Un laboratoire pour mieux comprendre les déterminants de nos goûts olfactifs

24 octobre 2022

  • Pays de la Loire
  • Unité de Recherche
  • Valorisation

L’être humain peut identifier 10 000 molécules grâce à son système olfactif. Devant ce large éventail de sensations possibles, comme déterminer les molécules les plus agréables au goût ou, au contraire, celles qui nous font nous détourner d’un plat ? Ces questions sont au cœur des travaux de Carole Prost. La chercheuse, professeure en sciences des aliments à Oniris, et exerçant au sein du GEPEA (UMR 6144 CNRS/IMT Atlantique/Oniris/Nantes Université), équipe MAPS2, est spécialiste de la qualité aromatique des aliments. Plus précisément, Carole Prost a développé un savoir-faire unique sur l’identification et l’analyse des composés volatils et/ou odorants qui sont à la base de la perception du goût. « Je m’intéresse aux déterminants chimiques de la réponse sensorielle », explique-t-elle.

La scientifique étudie tout particulièrement les molécules accessibles par notre épithélium olfactif. Cette muqueuse, située dans notre cavité nasale, est le principal capteur de notre odorat. Si nos papilles ne distinguent pas plus de cinq saveurs, l’épithélium peut identifier des centaines de nuances olfactives. « L’épithélium olfactif est codé par 369 gènes, ce qui en fait notre deuxième système génétique après la réponse immunologique », précise Carole Prost. Notre épithélium est ainsi capable de discerner des molécules présentes sous forme de trace dans notre cavité nasale. « Il suffirait de deux gouttes d’une molécule, comme le trichloro-anisol – à l’origine d’une odeur très désagréable et principale responsable du goût de bouchon du vin –, versées dans une piscine pour nous en faire sortir, et cela grâce à notre épithélium », développe Carole Prost.

 

Pour caractériser les molécules, le laboratoire s’est d’abord doté de nombreux équipements de mesures, comme un chromatographe en phase gazeuse ou un spectromètre de masse. Mais c’est bien dans les méthodes d’analyse de la perception que la Carole Prost se distingue. Elle a ainsi mis au point et breveté, dans les années 2000, un outil de mesure de l’intensité de perception olfactive, baptisé Wheel-o-Mat. Sans oublier d’autres appareils capables de reproduire la mastication. Objectif : mieux comprendre l’influence de la formulation des aliments et des textures sur la libération des molécules, selon l’état spécifique masticatoire. Cet état peut être altéré chez les personnes âgées par exemple.

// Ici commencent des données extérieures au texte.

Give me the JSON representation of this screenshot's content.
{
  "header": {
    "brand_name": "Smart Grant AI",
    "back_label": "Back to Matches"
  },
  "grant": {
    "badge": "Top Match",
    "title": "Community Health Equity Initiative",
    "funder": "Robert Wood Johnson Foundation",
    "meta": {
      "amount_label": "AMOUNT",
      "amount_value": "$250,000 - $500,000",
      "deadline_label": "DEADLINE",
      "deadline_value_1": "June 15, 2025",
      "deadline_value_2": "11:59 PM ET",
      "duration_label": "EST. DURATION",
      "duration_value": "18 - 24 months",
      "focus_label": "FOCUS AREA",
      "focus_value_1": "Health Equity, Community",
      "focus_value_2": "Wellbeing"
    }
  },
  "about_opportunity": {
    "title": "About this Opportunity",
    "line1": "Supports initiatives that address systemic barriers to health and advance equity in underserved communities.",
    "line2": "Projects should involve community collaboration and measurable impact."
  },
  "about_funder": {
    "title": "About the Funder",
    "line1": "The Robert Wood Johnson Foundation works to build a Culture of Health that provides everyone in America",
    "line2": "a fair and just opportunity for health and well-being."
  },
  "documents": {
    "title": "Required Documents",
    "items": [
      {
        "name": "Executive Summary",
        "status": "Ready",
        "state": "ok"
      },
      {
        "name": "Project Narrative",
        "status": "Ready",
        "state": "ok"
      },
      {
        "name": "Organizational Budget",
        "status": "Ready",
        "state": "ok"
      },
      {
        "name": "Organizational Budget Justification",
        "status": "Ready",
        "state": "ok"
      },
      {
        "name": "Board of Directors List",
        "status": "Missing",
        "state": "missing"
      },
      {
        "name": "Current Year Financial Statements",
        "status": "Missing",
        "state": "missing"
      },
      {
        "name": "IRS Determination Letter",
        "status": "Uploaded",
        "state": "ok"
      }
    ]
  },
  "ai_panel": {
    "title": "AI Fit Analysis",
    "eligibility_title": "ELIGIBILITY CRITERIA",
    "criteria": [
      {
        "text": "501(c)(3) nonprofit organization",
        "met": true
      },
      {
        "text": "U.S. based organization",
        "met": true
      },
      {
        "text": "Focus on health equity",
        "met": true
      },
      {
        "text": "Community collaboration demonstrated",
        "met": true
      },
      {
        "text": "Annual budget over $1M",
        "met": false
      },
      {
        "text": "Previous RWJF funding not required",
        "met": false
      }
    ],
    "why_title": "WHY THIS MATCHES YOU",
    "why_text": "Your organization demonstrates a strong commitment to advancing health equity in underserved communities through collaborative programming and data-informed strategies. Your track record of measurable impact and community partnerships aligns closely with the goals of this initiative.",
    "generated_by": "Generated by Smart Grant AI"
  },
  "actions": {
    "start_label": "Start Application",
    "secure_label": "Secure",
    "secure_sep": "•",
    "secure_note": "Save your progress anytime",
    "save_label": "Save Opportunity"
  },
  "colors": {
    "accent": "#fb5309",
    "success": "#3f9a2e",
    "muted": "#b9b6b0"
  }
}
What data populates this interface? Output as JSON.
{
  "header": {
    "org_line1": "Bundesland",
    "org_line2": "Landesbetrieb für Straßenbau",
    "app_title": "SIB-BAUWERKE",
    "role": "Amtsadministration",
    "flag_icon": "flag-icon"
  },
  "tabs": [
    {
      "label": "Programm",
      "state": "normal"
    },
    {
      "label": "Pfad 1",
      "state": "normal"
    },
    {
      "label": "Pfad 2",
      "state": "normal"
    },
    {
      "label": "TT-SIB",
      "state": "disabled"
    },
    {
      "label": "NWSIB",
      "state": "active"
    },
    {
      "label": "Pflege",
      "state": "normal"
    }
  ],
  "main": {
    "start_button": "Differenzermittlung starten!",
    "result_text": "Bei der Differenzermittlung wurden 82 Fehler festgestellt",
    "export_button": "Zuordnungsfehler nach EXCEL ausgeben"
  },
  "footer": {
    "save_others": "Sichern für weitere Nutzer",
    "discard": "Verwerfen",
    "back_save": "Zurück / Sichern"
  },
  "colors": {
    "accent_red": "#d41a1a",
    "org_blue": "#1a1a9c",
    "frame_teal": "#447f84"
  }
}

Appareils du laboratoire de Carole Prost

GcxGC-MS-TOF ou « comprehensive GC » avec de la chromatographie bidimensionnelle combinée à un spectromètre de masse à temps de vol (crédit photo : GEPEA)

 

La chercheuse collabore aussi régulièrement avec des industriels pour analyser l’influence de leur processus de production sur les sensations gustatives et olfactives, et fournir des recommandations. Carole Prost a, par exemple, travaillé sur la réduction de la production de molécules HAP (hydrocarbures aromatiques polycycliques) lors du fumage des poissons. Plus récemment, elle a initié le projet FroMasDig, programme monté en partenariat avec le STLO (Science et technologie du lait et de l’œuf) et le CIRM-BIA (Centre international de ressources microbiennnes – Bactéries d’intérêt alimentaire). Ce projet consiste à mettre au point un masticateur et un digesteur instrumentés pour étudier la perception olfactive et nutritionnelle des aliments végétaux utilisés dans la production de substituts au fromage.

 

La scientifique est consciente que ses recherches pourraient intéresser un nombre plus important d’industriels, issus de nouveaux secteurs. « J’avais entamé, avant 2020, un travail sur le secteur de la diffusion des parfums issus des bougies. J’espère que des outils comme Plug in labs vont nous permettre de faire connaître nos compétences à de nouveaux acteurs », conclut Carole Prost.